After the passing of Hurricane Floyd, a quarry in southeastern Pennsylvania observed a large influx of water entering their quarry pit. During an onsite inspection several sinkhole or dissolution features were observed along geologic strike towards a shallow creek. Probing of the creek in a flat bottom boat with a 30-foot pole revealed a large sinkhole had developed in the bottom of the creek. Based upon the onsite inspection, GeoSonics/Vibra-Tech recommended conducting an automated vertical electrical resistivity sounding scan to map the potential conduit supplying the quarry with water. The distance from the creek to the quarry was approximately 460 meters.
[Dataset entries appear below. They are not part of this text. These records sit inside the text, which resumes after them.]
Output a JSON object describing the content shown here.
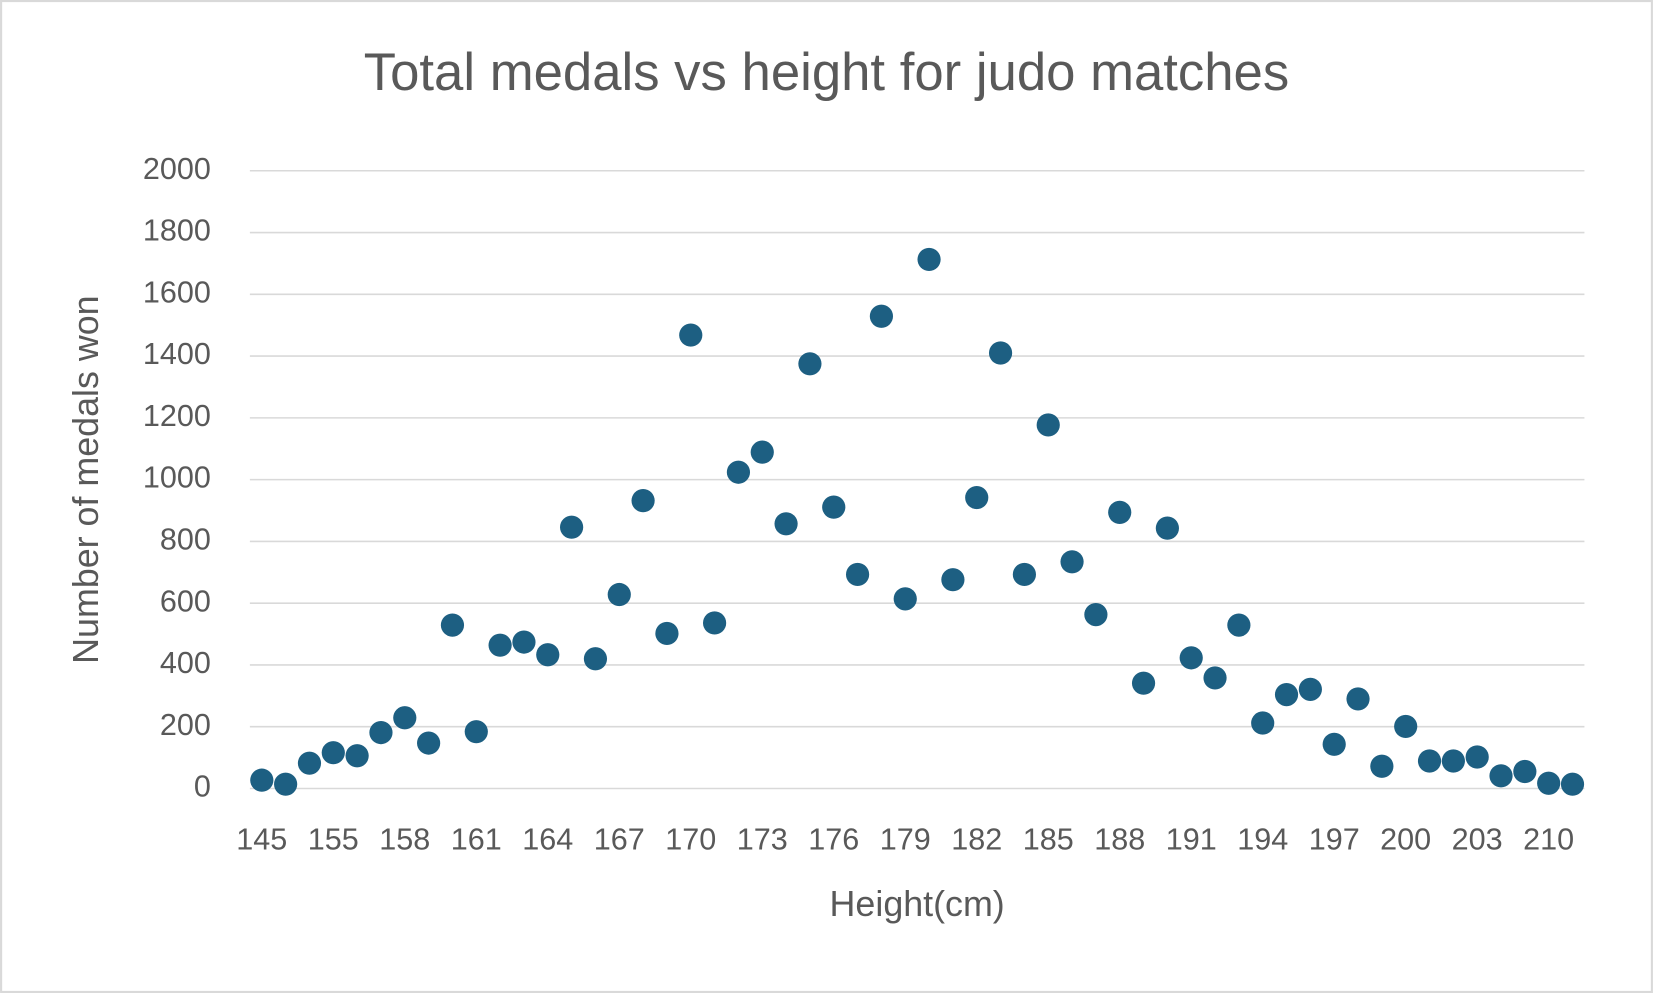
{
  "chart_data": {
    "type": "scatter",
    "title": "Total medals vs height for judo matches",
    "x_label": "Height(cm)",
    "y_label": "Number of medals won",
    "categories": [
      145,
      null,
      null,
      155,
      null,
      null,
      158,
      null,
      null,
      161,
      null,
      null,
      164,
      null,
      null,
      167,
      null,
      null,
      170,
      null,
      null,
      173,
      null,
      null,
      176,
      null,
      null,
      179,
      null,
      null,
      182,
      null,
      null,
      185,
      null,
      null,
      188,
      null,
      null,
      191,
      null,
      null,
      194,
      null,
      null,
      197,
      null,
      null,
      200,
      null,
      null,
      203,
      null,
      null,
      210,
      null
    ],
    "series": [
      {
        "name": "Total medals",
        "color": "#1d5f82",
        "values": [
          27,
          14,
          82,
          116,
          106,
          181,
          229,
          147,
          529,
          184,
          464,
          474,
          433,
          846,
          420,
          628,
          932,
          502,
          1468,
          536,
          1024,
          1089,
          857,
          1375,
          911,
          693,
          1529,
          614,
          1713,
          676,
          942,
          1410,
          693,
          1177,
          734,
          563,
          894,
          341,
          843,
          423,
          358,
          529,
          212,
          304,
          321,
          143,
          290,
          72,
          201,
          89,
          89,
          102,
          41,
          55,
          17,
          14
        ]
      }
    ],
    "ylim": [
      0,
      2000
    ],
    "yticks": [
      0,
      200,
      400,
      600,
      800,
      1000,
      1200,
      1400,
      1600,
      1800,
      2000
    ],
    "grid": true
  }
}
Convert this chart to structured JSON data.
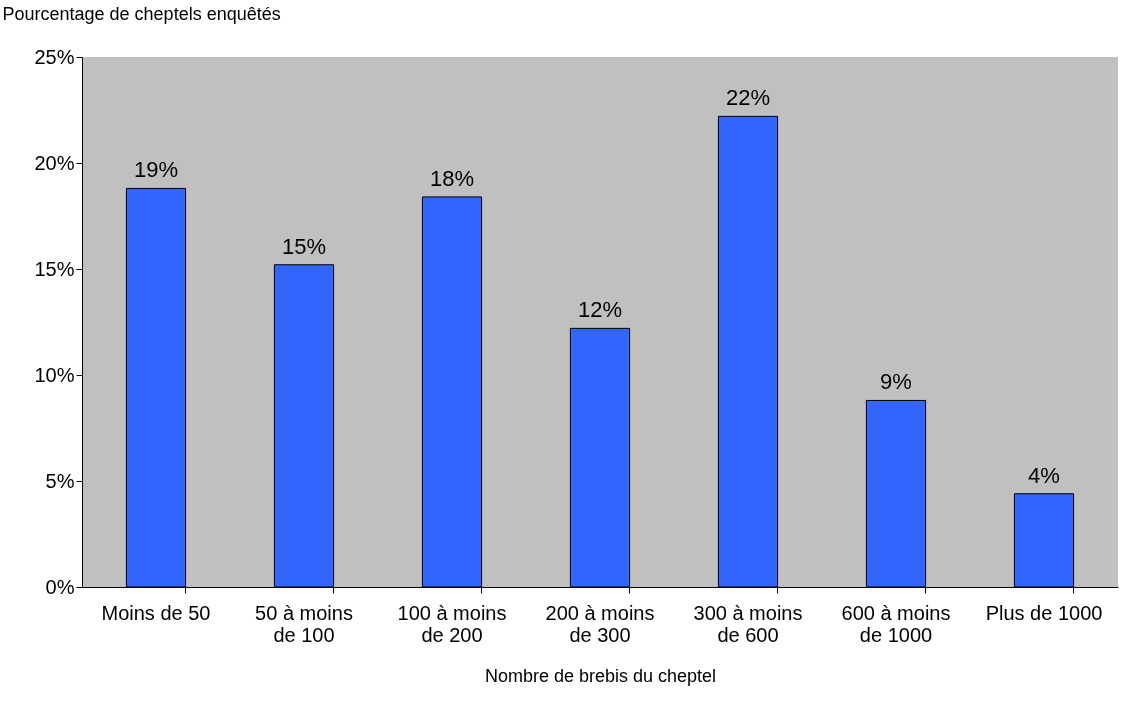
{
  "chart_data": {
    "type": "bar",
    "ylabel": "Pourcentage de cheptels enquêtés",
    "xlabel": "Nombre de brebis du cheptel",
    "categories": [
      "Moins de 50",
      "50 à moins de 100",
      "100 à moins de 200",
      "200 à moins de 300",
      "300 à moins de 600",
      "600 à moins de 1000",
      "Plus de 1000"
    ],
    "values": [
      18.8,
      15.2,
      18.4,
      12.2,
      22.2,
      8.8,
      4.4
    ],
    "value_labels": [
      "19%",
      "15%",
      "18%",
      "12%",
      "22%",
      "9%",
      "4%"
    ],
    "color": "#3366ff",
    "ylim": [
      0,
      25
    ],
    "yticks": [
      {
        "value": 0,
        "label": "0%"
      },
      {
        "value": 5,
        "label": "5%"
      },
      {
        "value": 10,
        "label": "10%"
      },
      {
        "value": 15,
        "label": "15%"
      },
      {
        "value": 20,
        "label": "20%"
      },
      {
        "value": 25,
        "label": "25%"
      }
    ]
  }
}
The resistivity study consisted of six parallel lines, 140 meters in length. The conduit was identified within two days, and subsequent drilling was organized. Water and water-saturated clay zones are typically highly conductive and, therefore, have low resistivities. The low resistivity areas on the cross-sections are denoted by dark to light purple colors. The large dark purple anomalies caused the greatest concern because they occurred along the projected geologic strike of a clay seam and the observed dissolution features. Subsequent drilling then occurred at the field location of the observed anomaly. The driller’s log indicated a wet clay material was overlaying a 1-meter thick water zone with significant flow. This zone was located above a hard rock layer approximately 18 meters beneath the surface at this location. This feature was expected to be the potential pathway for flowing water into the quarry. The identification of the initial sinkhole in the bottom of the creek, and its subsequent grouting, yielded the largest net reduction of water flowing into the pit. Through the use of resistivity profiling, the potential conduits for inflowing water were identified, allowing for the creation of a grout curtain to yield further reductions of water into the pit.